Ten cases of core biopsy-diagnosed, screen-detected PLCIS were identified. Core biopsy findings were compared with pathological findings at subsequent surgery. Two cases were associated with possible microinvasion on the core. Two of 10 had invasive lobular carcinoma and one had microinvasive lobular carcinoma on subsequent surgical excision (positive predictive value for malignancy = 30%). There was associated conventional LCIS on either core or excision biopsy in all cases except one. All three cases of oestrogen receptor (ER)-negative PLCIS arose in the context of ER+ conventional LCIS.

CONCLUSIONS

PLCIS is a potentially more aggressive lesion than conventional LCIS and may present as mammographic calcification through a breast screening programme. Diagnosis may be problematic and immunohistochemical markers including ER may prove a useful diagnostic adjunct. There is a significant risk of concurrent invasive carcinoma following a core biopsy diagnosis.

摘要

目的

多形性小叶原位癌(PLCIS)是小叶原位癌(LCIS)中一种罕见的、最近才被认识的变异型。其自然史、生物学行为和临床特征尚不确定。

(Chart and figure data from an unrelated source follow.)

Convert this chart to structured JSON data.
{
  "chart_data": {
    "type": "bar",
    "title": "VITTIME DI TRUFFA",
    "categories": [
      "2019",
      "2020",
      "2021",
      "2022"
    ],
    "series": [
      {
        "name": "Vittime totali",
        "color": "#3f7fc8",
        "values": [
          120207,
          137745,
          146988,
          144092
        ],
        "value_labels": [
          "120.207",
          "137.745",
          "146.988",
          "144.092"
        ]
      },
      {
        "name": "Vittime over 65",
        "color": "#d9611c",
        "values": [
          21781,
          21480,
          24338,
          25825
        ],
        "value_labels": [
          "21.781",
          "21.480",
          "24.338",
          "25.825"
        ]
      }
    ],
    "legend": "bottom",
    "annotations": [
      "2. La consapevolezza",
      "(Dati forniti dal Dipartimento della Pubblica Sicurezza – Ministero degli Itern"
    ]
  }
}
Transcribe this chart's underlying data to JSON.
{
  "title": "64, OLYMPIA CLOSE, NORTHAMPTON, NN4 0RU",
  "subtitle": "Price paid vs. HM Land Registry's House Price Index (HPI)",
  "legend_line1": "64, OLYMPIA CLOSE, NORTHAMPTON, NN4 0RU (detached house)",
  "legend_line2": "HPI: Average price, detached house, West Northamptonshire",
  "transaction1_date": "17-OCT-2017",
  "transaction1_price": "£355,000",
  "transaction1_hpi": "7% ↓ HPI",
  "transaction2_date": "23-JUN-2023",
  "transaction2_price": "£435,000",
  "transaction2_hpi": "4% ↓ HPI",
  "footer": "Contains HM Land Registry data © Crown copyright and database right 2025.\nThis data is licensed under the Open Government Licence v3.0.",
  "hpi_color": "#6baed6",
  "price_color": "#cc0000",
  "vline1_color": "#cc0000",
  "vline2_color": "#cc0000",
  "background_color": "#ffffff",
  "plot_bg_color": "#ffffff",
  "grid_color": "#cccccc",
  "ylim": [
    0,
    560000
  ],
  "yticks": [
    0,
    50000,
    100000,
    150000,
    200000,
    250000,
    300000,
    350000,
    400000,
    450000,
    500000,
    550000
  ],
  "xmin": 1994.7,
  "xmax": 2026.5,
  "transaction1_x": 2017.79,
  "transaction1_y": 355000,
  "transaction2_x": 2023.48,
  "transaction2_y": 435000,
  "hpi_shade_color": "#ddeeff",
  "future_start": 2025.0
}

本研究旨在回顾一系列经穿刺活检诊断为筛检性 PLCIS 的影像学和病理学表现,以确定其诊断特征、免疫组化特征和并发浸润性恶性肿瘤的风险。

方法和结果

确定了 10 例经核心活检诊断为筛检性 PLCIS 的病例。将核心活检结果与随后手术的病理结果进行比较。2 例核心活检存在可能的微浸润。在随后的手术切除中,有 2 例为浸润性小叶癌,1 例为微浸润性小叶癌(恶性肿瘤的阳性预测值=30%)。除 1 例外,所有病例在核心或切除活检中均有常规 LCIS 伴发。所有 3 例 ER 阴性 PLCIS 均发生在 ER 阳性常规 LCIS 背景下。

结论

PLCIS 是一种比常规 LCIS 更具侵袭性的病变,可能通过乳房筛查计划表现为乳腺钙化。诊断可能具有挑战性,包括 ER 在内的免疫组化标志物可能是一种有用的诊断辅助手段。在核心活检诊断后,存在并发浸润性癌的显著风险。